While neither action is illegal, it is a bad look for Feeney when his seat is under threat from the Greens. The tenants in his house kept the story going by putting up a two-metre high "vote Greens" sign.

Feeney, whose father is from Belfast, is one of several Labor candidates with Irish connections. Brendan O'Connor, who grew up in Co Kerry, should hang on to his lower house seat, while Deborah O'Neill, a former Sydney Rose of Tralee whose parents were from Cork and Kilkenny, will almost certainly be re-elected to the senate on Labor's New South Wales ticket.

In Western Australia, Patrick Dodson, who is Irish on his father's side and Aboriginal on his mother's, should also be re-elected to the senate. Dodson was Australia's first indigenous Catholic priest, but left the priesthood in the 1980s.

On Thursday night, federal police investigating the leak of documents raided Labor Party offices in Melbourne. Some in Labor said the raids were politically motivated, but as the documents expose a massive cost blowout on infrastructure construction, that is far from certain.

The first leaders’ debate between Turnbull and Labor leader Bill Shorten had a live audience of just 100 and, given it was shown on low rating cable channel Sky News, was not seen by many on television.

Most observers thought Shorten won, which may be a tribute to Dean Frenkel, who lectures in public speaking at Victoria University. Frenkel had been working with him to improve his communication skills. Shorten's previously robotic, singsong cadence and rising intonation is almost gone.

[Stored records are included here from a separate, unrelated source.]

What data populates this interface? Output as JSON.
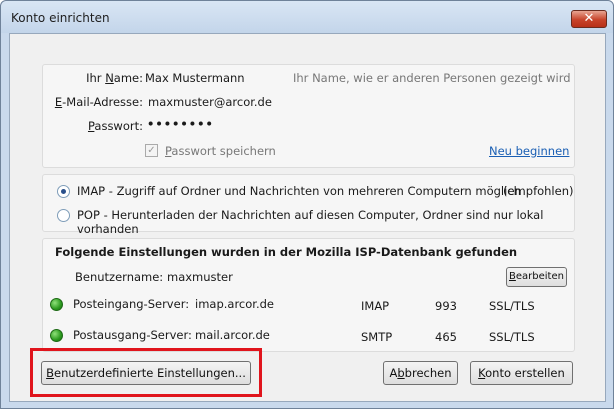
{
  "window": {
    "title": "Konto einrichten",
    "close_glyph": "✕"
  },
  "account": {
    "name_label_pre": "Ihr ",
    "name_label_mn": "N",
    "name_label_post": "ame:",
    "name_value": "Max Mustermann",
    "name_hint": "Ihr Name, wie er anderen Personen gezeigt wird",
    "email_label_mn": "E",
    "email_label_post": "-Mail-Adresse:",
    "email_value": "maxmuster@arcor.de",
    "password_label_mn": "P",
    "password_label_post": "asswort:",
    "password_value": "••••••••",
    "save_password_mn": "P",
    "save_password_post": "asswort speichern",
    "save_password_checked": true,
    "restart_link": "Neu beginnen"
  },
  "protocol": {
    "imap_label": "IMAP - Zugriff auf Ordner und Nachrichten von mehreren Computern möglich",
    "imap_recommended": "(empfohlen)",
    "imap_selected": true,
    "pop_label": "POP - Herunterladen der Nachrichten auf diesen Computer, Ordner sind nur lokal vorhanden",
    "pop_selected": false
  },
  "found": {
    "heading": "Folgende Einstellungen wurden in der Mozilla ISP-Datenbank gefunden",
    "username_label": "Benutzername:",
    "username_value": "maxmuster",
    "edit_button_mn": "B",
    "edit_button_post": "earbeiten",
    "incoming": {
      "label": "Posteingang-Server:",
      "host": "imap.arcor.de",
      "protocol": "IMAP",
      "port": "993",
      "security": "SSL/TLS",
      "status_color": "#2c9a1f"
    },
    "outgoing": {
      "label": "Postausgang-Server:",
      "host": "mail.arcor.de",
      "protocol": "SMTP",
      "port": "465",
      "security": "SSL/TLS",
      "status_color": "#2c9a1f"
    }
  },
  "buttons": {
    "custom_mn": "B",
    "custom_post": "enutzerdefinierte Einstellungen...",
    "cancel_pre": "A",
    "cancel_mn": "b",
    "cancel_post": "brechen",
    "create_mn": "K",
    "create_post": "onto erstellen"
  },
  "highlight_color": "#e0141c"
}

While the main show is between the government and Labor, there are a host of niche candidates. Most are on the far right, including the Australia First Party, which is obsessed with combatting the halal certification of food.

We have not yet heard from a candidate who thinks God decides the weather or advocates the return of smoking in pubs, but there are six weeks to go. It’s early days yet.